The model’s performance metrics confirm its robustness. The two-stage training strategy—initially synthetic, then fine-tuned with real images—proved effective for accurate, generalisable predictions. The final model achieved a precision of 94.47% and a recall of 95.84% for both the bounding box and segmentation mask outputs. In terms of segmentation performance, the model reached a mAP@50 of 98.45% and a mAP@50-95 of 70.20%. These results validate the synthetic dataset and 3D augmentation as a solid foundation, with real images being crucial for performance on noisy or occluded data.
While the alignment between TLS-derived point clouds and digital models typically benefits from the use of GCPs, this methodology demonstrated robust performance even in the absence of such a reference system. This reinforces the flexibility and practical applicability of the approach in real-world construction environments.
With an expanded dataset, the framework can be extended to a wider range of steel profiles and other structural materials through dataset expansion and refined annotation. Its flexibility is relevant for both heritage rehabilitation, such as timber framing, and modern Light Steel Framing (LSF) systems, although the applicable standards and tolerance criteria would differ from those defined in EN 1090-2:2020. While this study focused on validating five geometric conformity criteria from EN 1090-2:2020, the framework can integrate additional tolerance criteria for both assembly and fabrication phases. It also supports consistent identification and placement of structural profiles, reducing systematic errors and preserving design intent.
From a practical engineering perspective, the main contribution of this study is the establishment of an end-to-end digital pipeline that replaces conventional manual geometric inspection with an automated, repeatable and auditable process.
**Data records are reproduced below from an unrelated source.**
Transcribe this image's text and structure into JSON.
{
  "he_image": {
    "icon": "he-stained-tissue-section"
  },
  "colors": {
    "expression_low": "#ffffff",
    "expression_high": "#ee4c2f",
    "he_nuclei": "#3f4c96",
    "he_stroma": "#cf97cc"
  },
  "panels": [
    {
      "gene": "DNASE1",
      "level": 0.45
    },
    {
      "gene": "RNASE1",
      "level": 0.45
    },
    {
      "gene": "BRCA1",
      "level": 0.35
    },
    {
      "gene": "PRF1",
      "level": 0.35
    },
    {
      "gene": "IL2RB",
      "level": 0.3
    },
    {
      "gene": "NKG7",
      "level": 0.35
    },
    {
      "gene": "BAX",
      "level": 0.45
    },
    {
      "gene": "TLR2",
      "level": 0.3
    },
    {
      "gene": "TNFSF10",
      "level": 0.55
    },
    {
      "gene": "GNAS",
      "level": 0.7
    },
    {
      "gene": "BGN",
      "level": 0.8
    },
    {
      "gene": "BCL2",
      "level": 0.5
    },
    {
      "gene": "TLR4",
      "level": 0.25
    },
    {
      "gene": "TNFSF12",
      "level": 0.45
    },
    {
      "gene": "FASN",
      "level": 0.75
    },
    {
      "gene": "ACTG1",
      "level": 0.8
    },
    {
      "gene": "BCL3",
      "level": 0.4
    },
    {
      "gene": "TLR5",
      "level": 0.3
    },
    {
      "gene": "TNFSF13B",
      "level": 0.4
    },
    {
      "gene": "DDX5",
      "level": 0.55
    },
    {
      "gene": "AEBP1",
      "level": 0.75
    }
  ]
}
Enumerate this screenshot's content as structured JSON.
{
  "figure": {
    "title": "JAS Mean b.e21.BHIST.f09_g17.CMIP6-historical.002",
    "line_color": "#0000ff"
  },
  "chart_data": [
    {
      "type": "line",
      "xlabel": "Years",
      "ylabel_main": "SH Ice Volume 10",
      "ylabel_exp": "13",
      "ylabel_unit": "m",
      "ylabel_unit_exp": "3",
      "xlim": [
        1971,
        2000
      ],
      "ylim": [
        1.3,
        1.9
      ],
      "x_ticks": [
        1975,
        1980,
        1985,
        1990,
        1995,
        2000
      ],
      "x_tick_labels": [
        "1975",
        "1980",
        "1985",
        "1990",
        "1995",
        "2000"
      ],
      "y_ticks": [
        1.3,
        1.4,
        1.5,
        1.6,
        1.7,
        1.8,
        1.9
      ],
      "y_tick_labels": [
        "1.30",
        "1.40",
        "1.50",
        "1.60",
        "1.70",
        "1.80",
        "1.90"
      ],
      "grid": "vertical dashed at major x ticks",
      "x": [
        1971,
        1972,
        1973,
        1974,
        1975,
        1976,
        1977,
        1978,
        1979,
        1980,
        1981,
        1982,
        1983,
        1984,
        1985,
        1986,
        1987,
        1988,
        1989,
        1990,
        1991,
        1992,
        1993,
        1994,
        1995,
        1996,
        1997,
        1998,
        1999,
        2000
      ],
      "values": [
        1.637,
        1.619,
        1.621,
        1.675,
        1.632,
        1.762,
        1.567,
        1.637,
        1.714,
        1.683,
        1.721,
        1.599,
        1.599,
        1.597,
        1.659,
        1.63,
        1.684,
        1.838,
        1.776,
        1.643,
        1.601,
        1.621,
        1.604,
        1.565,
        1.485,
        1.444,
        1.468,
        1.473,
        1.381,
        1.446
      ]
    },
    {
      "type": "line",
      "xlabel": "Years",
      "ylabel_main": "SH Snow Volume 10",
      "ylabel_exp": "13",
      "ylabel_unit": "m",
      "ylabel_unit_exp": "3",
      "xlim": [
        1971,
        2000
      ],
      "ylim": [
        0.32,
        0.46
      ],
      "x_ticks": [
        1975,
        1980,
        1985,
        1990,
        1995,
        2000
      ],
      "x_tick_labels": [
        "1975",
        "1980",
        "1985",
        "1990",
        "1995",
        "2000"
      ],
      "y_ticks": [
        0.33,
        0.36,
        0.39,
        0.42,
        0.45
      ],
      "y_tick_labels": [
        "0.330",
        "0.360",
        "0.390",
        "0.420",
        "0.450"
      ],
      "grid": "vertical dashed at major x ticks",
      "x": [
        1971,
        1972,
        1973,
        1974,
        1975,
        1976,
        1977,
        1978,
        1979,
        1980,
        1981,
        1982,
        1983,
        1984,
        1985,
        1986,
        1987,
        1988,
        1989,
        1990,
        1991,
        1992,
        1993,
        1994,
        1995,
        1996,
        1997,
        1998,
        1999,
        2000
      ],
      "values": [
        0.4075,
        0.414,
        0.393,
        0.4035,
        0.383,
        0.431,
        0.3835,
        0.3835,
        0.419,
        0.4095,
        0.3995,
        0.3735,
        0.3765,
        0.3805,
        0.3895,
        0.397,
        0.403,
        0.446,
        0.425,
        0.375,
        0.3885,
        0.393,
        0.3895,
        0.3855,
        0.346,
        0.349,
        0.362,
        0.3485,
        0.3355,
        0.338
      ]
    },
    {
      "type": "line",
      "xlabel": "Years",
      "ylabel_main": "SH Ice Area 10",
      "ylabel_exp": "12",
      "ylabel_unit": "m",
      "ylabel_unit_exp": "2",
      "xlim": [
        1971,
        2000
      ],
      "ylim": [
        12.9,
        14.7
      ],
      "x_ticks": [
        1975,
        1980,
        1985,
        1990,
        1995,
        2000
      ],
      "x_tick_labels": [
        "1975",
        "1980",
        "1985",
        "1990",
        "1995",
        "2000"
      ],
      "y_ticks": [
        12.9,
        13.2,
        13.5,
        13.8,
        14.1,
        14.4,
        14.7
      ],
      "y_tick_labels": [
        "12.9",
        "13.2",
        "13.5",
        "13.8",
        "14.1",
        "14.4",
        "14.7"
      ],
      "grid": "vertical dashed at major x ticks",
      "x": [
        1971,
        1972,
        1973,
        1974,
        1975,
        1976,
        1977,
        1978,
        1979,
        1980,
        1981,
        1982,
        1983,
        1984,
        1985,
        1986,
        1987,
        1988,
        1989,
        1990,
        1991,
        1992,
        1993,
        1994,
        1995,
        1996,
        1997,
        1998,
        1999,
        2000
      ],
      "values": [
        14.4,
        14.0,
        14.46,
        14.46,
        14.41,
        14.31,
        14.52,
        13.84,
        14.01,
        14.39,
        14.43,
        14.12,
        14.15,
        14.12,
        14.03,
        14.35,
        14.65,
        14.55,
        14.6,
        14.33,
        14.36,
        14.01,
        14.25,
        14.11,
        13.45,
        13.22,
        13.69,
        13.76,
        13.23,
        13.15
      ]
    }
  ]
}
The proposed Scan-2D Projection-YOLOv8-Validation workflow integrates terrestrial laser scanning, 2D cross-sectional projection, deep learning-based profile identification and automated validation against EN 1090-2:2020. This enables objective and regulation-oriented geometric quality control during steel structure assembly. This approach has been demonstrated to reduce reliance on subjective visual inspection and manual measurements. Furthermore, it has been shown to enhance inspection efficiency and safety. It also provides traceable evidence of geometric conformity, which is suitable for integration into contemporary digital construction workflows.
Future developments may involve the integration of UAV-mounted LiDAR (ALS) to enhance geometric inspection of elevated or inaccessible components. The methodology could also evolve into a real-time tool for on-site verification tools, particularly with augmented reality (AR) systems, enabling operators to visualise geometric displacements during assembly. Additionally, coupling the framework with BIM-based digital twins could enable real-time structural monitoring and dynamic updates to As-Is models based on verified deviations.